The REI Loyalty Strategy Team took a day out of the office and came outside to join us in getting dirty and giving back to our public lands in early October. The REI volunteers joined the NFF, in an event hosted by Mountains to Sound Greenway Trustand the U.S. Forest Service to plant a pollinator garden on the portion of Snoqualmie Point Park on the Mount Baker-Snoqualmie National Forest . Volunteers worked a collective 175 hours to plant more than 200 shrubs and bushes and move over 50 yards of mulch to create habitat to help support important pollinators, such as honey bees, whose populations are in decline. 

This project is just one of many that REI is partnering with the NFF on to restore, enhance and steward National Forests across the country, through both volunteer activities and an investment of over $1,000,000. For more information on the REI/NFF partnership click here. 

Through projects like this one, the Forest Service and partners are taking steps to try to reverse the decline of pollinators by creating diverse habitat that attract and sustain these important species. An estimated 87.5 percent of the world’s flowering plant species are animal pollinated and 60 percent of crop plant species depend upon animal pollinators. This includes the majority of fruits, vegetables, and crops such as alfalfa used as livestock feed. 

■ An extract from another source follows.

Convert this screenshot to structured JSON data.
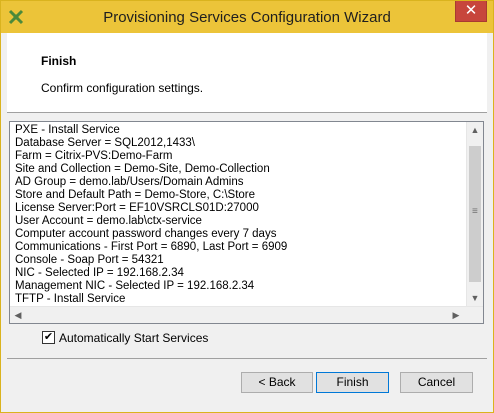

Snoqualmie Point Park provides a panoramic, easily accessible view of the Snoqualmie Valley, Mount Si, and the Cascade Mountain Range north to Mount Baker. The 8-acre Snoqualmie Point Park site was acquired in 2000 through the cooperative efforts of the Trust for Public Lands, the U.S. Forest Service, and the City of Snoqualmie, with assistance from the Mountains to Sound Greenway Trust.